Why is there only pointer to function instead of var of function?

Question

In C/C++, we can declare/define a type of pointer to function, and then declare/define some variables of this type. But I think it is ambiguity.

For example:

typedef void ( *pFunc )();
// typedef void ( aFunc )();
void theFunc() {
   cout << "theFunc has been called successfully." << endl;
};

int main() {
   pFunc pf0 = theFunc;
   pFunc pf1 = &theFunc;

   pf0();
   ( *pf0 )();
   pf1();
   ( *pf1 )();
};

Theoretically, only pFunc pf1 = &theFunc; and (*pf1)(); are legal, but all of above can pass through compilation.

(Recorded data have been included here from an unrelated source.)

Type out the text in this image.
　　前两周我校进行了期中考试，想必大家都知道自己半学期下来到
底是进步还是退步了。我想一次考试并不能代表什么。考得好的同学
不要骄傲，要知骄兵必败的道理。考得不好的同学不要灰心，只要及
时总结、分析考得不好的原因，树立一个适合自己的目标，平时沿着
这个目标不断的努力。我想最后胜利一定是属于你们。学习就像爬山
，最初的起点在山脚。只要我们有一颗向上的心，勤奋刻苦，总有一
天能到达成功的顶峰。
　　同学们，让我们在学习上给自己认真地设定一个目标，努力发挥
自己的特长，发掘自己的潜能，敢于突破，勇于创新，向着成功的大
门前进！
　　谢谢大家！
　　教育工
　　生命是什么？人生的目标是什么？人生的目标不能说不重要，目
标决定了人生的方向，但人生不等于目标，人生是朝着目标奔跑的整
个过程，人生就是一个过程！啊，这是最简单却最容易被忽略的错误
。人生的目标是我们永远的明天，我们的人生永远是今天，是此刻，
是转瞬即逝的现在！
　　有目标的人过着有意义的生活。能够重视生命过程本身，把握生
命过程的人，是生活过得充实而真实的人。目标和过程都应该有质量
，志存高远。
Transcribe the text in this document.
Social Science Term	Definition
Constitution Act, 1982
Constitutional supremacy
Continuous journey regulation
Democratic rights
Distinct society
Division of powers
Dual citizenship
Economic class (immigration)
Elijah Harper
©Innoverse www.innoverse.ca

In Pascal syntax, we need to define vars of function or vars of pointer to a function respectively, and the meaning of them are different and much clearer(at least I think so)!

Moreover, we can't declare/define a var of function instead of a var of pointer to function! I tried follows and get failed.

typedef void ( aFunc )();
aFunc af0 = theFunc;

If with other types such as int/double, there are very strict syntax that restricts us to use them correctly. (If int* is not same as int, why is *pf0 is same as pf0?!)

So, Can I think it is a bug of C/C++ standard?

Answer 1

Some declared types:

// decltype of theFunc is void ()
// decltype of &theFunc is void (*) ()
// decltype of *theFunc is void (&) ()

Now, concerning your code, since a function is implicitly convertible to a pointer to that function, we have:

using pFunc = void(*)();
using rFunc = void(&)();

pFunc p_fct = &theFunc; // no conversion
pFunc p_fct = theFunc;  // conversion lvalue to pointer
pFunc p_fct = *theFunc; // conversion lvalue reference to pointer

rFunc r_fct = *theFunc; // no conversion
rFunc r_fct = theFunc;  // conversion lvalue to lvalue reference
rFunc r_fct = &theFunc; // ERROR: conversion pointer to lvalue reference not allowed

So far the conversions. Now, any object of type pFunc or rFunc is a callable object. Also, note that both (*p_fct) and (*r_fct) are of type rFunc. Therefore, you can call your function as described in the question:

p_fct();    // callable object of type pFunc
r_fct();    // callable object of type rFunc
(*p_fct)(); // callable object of type rFunc
(*r_fct)(); // callable object of type rFunc

Note that the following is equivalent to the above:

using Func = void ();
Func* p_fct = &theFunc; // no conversion
Func& r_fct = *theFunc; // no conversion
p_fct();                // callable of type Func* or pFunc
r_fct();                // callablel of type Func& or rFunc

EDIT To answer to the question: "why them was arranged in this way" from the below comment: functions cannot be copied (as explained in @JohnBurger's answer). This is why your code:

typedef void ( aFunc )();
aFunc af0 = theFunc;

doesn't work. As explained above, you can do the following though:

typedef void ( aFunc )();
aFunc* af0 = &theFunc; // or theFunc, or even *theFunc

Or you could do this:

auto myFct = theFunc;

But keep in mind that the decltype of myFct is still void (*)().